Written by Kathy Watson

"The most important thing," says Bray, "is to talk about your assumptions and ideas about parenting, and realize that there's more than one way to parent well. You need to keep your eye on the outcome you want. If you feel the biological mom is too lenient, but the kids are doing well, then whatever that mom is doing is working."

It also helps, says Bray, to realize that kids are going to listen to biological parents more effectively than to a step parent, and to keep any jealousy this entails at bay. Avoid being critical of the nonresidential parents in front of the kids. And if you enter a stepfamily with adolescent children, discipline issues need to be revisited by everyone involved, because the kids will be used to other rules.
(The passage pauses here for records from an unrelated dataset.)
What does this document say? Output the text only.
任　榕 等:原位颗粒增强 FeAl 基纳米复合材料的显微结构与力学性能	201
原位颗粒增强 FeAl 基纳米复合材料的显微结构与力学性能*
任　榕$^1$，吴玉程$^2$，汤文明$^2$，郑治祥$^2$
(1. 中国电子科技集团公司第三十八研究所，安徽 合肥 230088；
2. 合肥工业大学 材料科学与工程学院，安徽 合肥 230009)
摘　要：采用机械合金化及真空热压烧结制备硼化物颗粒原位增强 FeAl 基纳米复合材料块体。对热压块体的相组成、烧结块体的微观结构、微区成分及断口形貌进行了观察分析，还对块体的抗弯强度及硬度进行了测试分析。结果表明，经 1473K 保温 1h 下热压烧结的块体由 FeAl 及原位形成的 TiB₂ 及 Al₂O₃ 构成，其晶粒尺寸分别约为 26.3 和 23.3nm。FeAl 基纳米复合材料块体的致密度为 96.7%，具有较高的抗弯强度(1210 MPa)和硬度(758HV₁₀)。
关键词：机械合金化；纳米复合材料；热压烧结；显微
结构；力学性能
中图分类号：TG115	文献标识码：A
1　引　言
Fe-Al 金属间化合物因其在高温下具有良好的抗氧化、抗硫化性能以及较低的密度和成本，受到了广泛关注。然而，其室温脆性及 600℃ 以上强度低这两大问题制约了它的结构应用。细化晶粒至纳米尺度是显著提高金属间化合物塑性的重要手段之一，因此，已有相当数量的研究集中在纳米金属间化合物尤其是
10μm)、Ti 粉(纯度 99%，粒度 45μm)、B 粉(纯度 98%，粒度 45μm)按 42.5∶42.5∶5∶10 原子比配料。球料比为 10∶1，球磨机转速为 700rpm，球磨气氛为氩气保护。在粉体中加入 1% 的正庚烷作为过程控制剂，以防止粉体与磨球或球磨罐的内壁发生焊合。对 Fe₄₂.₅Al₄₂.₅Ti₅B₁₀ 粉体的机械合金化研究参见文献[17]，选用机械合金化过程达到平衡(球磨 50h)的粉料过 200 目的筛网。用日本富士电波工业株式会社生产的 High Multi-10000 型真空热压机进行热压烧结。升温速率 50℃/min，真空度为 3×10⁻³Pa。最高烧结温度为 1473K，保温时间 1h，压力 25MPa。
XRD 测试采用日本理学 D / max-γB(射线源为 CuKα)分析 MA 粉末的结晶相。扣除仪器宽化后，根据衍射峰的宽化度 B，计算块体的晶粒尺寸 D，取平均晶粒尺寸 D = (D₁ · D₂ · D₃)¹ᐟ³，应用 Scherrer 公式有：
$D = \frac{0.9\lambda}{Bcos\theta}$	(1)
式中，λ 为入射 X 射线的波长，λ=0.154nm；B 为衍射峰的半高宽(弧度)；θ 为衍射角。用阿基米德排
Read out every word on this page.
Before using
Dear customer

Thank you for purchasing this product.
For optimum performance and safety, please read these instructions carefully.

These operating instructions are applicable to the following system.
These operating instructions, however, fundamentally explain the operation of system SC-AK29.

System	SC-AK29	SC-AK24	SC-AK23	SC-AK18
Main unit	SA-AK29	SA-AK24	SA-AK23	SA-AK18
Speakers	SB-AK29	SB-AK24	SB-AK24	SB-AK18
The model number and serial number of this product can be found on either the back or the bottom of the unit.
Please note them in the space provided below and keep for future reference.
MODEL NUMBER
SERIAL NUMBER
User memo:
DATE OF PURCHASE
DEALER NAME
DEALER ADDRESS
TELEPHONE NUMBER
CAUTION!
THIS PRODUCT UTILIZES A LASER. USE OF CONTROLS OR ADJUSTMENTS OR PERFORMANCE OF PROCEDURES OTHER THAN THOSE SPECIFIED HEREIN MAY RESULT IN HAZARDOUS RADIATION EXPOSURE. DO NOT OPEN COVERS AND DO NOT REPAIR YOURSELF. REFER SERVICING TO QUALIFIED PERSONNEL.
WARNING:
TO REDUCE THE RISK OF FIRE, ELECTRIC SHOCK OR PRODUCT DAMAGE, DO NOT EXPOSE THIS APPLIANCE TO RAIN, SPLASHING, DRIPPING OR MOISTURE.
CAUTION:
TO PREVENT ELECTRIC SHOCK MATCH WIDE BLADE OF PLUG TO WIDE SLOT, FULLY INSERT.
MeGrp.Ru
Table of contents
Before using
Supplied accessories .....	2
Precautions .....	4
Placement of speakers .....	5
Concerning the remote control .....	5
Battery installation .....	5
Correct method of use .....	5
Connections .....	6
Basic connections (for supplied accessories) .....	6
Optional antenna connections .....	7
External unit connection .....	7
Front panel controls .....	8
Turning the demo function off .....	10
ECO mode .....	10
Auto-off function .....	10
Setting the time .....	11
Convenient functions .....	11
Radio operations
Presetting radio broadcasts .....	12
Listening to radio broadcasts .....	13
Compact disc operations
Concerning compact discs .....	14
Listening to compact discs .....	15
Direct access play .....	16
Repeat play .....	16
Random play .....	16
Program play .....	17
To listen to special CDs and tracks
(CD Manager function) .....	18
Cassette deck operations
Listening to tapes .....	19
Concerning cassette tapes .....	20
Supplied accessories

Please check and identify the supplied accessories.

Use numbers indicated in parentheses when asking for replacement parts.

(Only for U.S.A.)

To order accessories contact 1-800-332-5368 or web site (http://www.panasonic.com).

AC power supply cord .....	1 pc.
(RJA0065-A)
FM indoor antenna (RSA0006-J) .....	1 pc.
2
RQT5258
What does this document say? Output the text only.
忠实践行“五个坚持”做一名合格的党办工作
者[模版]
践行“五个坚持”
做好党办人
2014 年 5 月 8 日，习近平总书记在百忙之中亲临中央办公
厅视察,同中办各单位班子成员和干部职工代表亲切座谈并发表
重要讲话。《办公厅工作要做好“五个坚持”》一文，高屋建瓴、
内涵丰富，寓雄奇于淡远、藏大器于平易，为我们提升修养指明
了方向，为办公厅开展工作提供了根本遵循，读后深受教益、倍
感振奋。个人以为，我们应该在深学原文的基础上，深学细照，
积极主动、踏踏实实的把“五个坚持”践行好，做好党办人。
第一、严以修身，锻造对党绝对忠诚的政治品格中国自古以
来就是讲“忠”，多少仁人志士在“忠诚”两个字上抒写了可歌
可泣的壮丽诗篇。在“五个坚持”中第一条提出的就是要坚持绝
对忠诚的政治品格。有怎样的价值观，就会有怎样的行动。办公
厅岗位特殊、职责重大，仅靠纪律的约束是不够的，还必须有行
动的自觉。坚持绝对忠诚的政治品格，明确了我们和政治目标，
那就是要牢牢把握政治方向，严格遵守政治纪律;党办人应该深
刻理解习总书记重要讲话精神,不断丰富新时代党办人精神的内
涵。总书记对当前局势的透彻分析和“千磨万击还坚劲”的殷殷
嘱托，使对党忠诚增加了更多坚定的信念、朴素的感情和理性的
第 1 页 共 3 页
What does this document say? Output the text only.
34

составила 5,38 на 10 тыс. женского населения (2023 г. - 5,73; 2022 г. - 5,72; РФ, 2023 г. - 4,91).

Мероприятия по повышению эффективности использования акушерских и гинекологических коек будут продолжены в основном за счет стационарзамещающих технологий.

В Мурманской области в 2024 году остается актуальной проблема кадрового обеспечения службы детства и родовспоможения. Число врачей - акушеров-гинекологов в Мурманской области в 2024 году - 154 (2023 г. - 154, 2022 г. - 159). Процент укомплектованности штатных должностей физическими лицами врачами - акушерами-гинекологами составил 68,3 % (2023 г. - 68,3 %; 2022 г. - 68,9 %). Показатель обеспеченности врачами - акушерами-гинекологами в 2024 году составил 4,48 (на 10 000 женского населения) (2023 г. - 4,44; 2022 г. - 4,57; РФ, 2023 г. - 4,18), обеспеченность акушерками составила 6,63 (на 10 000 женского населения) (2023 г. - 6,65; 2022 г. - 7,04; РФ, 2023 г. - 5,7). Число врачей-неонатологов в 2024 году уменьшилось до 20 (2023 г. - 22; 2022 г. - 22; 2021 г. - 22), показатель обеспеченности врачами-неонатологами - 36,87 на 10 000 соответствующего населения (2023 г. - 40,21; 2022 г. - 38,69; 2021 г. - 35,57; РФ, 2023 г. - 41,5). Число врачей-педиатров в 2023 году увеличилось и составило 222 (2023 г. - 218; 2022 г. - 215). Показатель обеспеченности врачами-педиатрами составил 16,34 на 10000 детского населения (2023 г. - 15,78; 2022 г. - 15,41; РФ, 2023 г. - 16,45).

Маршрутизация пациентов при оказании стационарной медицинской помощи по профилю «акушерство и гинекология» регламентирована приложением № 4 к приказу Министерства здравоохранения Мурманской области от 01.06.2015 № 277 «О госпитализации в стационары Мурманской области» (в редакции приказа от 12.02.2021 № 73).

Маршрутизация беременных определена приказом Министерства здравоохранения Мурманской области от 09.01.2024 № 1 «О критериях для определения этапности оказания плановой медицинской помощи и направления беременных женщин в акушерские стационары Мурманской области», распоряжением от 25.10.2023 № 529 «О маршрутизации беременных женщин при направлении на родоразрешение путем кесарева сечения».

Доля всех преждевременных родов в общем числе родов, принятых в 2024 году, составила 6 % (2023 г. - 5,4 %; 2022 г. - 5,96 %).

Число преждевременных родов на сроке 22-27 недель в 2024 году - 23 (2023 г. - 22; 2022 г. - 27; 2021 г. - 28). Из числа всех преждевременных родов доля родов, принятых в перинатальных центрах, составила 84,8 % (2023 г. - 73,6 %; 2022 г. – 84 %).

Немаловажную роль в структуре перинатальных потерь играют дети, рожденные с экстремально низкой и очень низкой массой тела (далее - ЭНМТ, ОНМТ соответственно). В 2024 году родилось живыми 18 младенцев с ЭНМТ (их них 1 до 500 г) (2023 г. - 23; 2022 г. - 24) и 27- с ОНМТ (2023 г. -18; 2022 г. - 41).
The fact that Netzer loves his stepdaughter has not erased the need to learn these lessons.

"There's this weird balance you have to find, being someone in Hannah's life that she has to listen to and is important to her, but I'm not the final say," Netzer says. He found early on that if he set the rules, his wife might come in later and change direction. "The whole undermining of authority thing, there's a bit of humiliation in that. I just hated the turnabout, and I felt terrible, and Hannah got a mixed message. We had our share of troubles with it."

How has he dealt with it? "Sarah is the bottom-line authority. Because we share time with Hannah's dad, when Hannah comes in and says she wants to do something, I say 'You need to check with your mom.' "

Sarah and Greg now have a son, and Greg fully participates in parenting him. "The current under our words is slightly different," says Netzer. "With Owen, we're full partners. With Hannah, I'm like the national security adviser."

Netzer agrees with the experts that there's no road map to being a good stepparent. He says that you've just got to figure it out as you go along, realizing that it's always going to be a kind of balancing act for everyone in the family.